At the end of this week-long book review fest, and all of the other reviews I have posted over the last few months, I thought I’d share some things I’ve learned for my own work from writing them.
- Characters, characters, characters – I can forgive A LOT in a story if I am in love with the characters.
- Plots can be simple – I write and read a lot of romance novels. The romance comes first in the story, but there is usually a plot holding it all together. This can be as simple as: find the murderer. Find the thief. Free the hero from a curse.
- But there needs to be a clear plot – simple is fine. Preferable, even. But there needs to be one. And it needs to be believable.
- Adverbs aren’t all bad – One of my favorite books was filled with “ly” words. Overflowing with them. I still loved it. I am not entirely sure how the author pulled it off, but her work was sensuous and was one of the best seductions I have read.
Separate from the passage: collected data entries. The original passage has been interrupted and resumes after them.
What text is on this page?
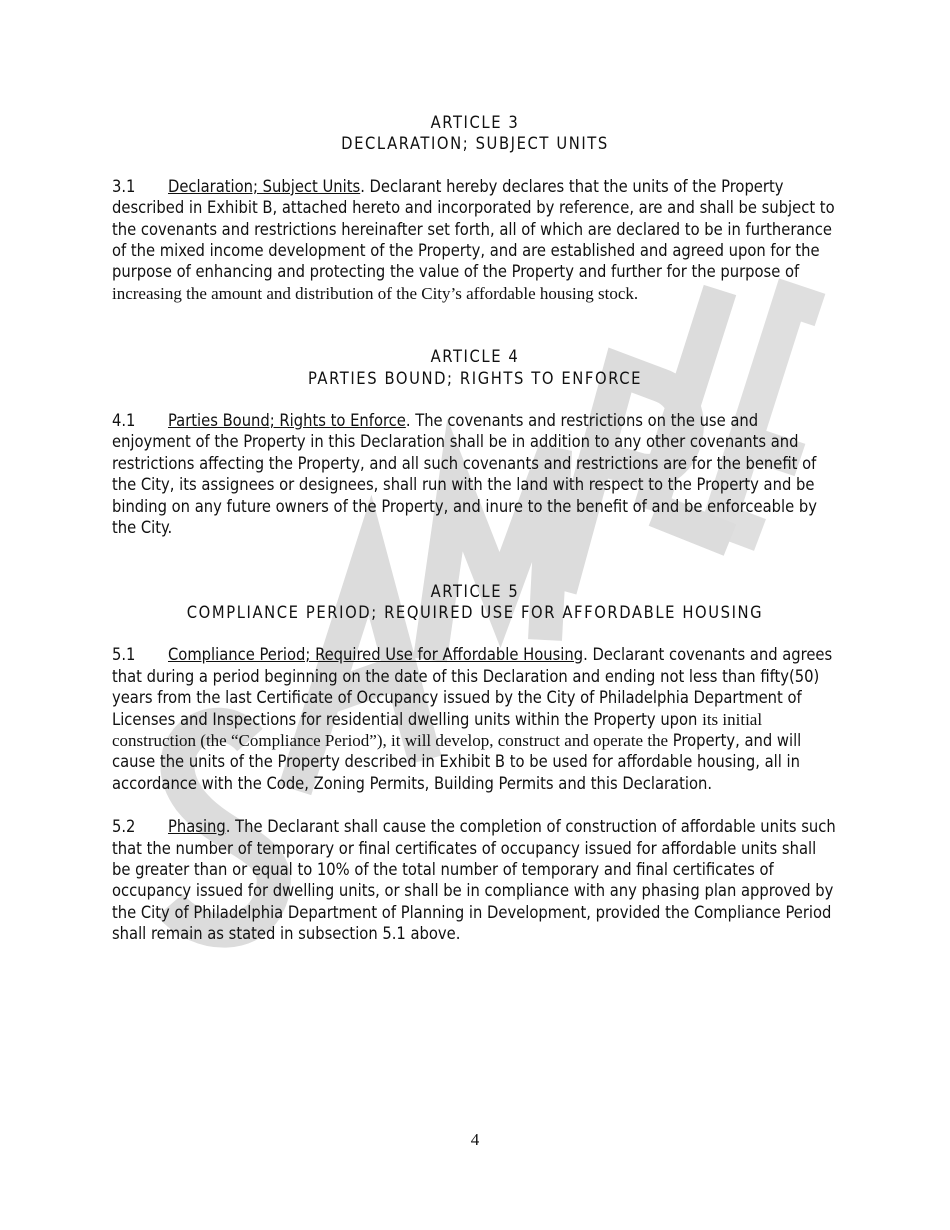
ARTICLE 3
DECLARATION; SUBJECT UNITS

3.1 Declaration; Subject Units. Declarant hereby declares that the units of the Property described in Exhibit B, attached hereto and incorporated by reference, are and shall be subject to the covenants and restrictions hereinafter set forth, all of which are declared to be in furtherance of the mixed income development of the Property, and are established and agreed upon for the purpose of enhancing and protecting the value of the Property and further for the purpose of increasing the amount and distribution of the City’s affordable housing stock.

ARTICLE 4
PARTIES BOUND; RIGHTS TO ENFORCE

4.1 Parties Bound; Rights to Enforce. The covenants and restrictions on the use and enjoyment of the Property in this Declaration shall be in addition to any other covenants and restrictions affecting the Property, and all such covenants and restrictions are for the benefit of the City, its assignees or designees, shall run with the land with respect to the Property and be binding on any future owners of the Property, and inure to the benefit of and be enforceable by the City.

ARTICLE 5
COMPLIANCE PERIOD; REQUIRED USE FOR AFFORDABLE HOUSING

5.1 Compliance Period; Required Use for Affordable Housing. Declarant covenants and agrees that during a period beginning on the date of this Declaration and ending not less than fifty(50) years from the last Certificate of Occupancy issued by the City of Philadelphia Department of Licenses and Inspections for residential dwelling units within the Property upon its initial construction (the “Compliance Period”), it will develop, construct and operate the Property, and will cause the units of the Property described in Exhibit B to be used for affordable housing, all in accordance with the Code, Zoning Permits, Building Permits and this Declaration.

5.2 Phasing. The Declarant shall cause the completion of construction of affordable units such that the number of temporary or final certificates of occupancy issued for affordable units shall be greater than or equal to 10% of the total number of temporary and final certificates of occupancy issued for dwelling units, or shall be in compliance with any phasing plan approved by the City of Philadelphia Department of Planning in Development, provided the Compliance Period shall remain as stated in subsection 5.1 above.

4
- Show, Don’t Tell is Real – Most of the stories I disliked the most were ones where what I was told about a character contradicted what the character did. Brave characters who then cower over mean words said to them. Witty characters who never say a funny or insightful word. Kind characters who hang out in ballrooms the whole story. Perhaps it is the cognitive dissonance this creates that makes me dislike them so much. Interesting, as I am sure the author was telling me these amazing things about the characters to get me to love them.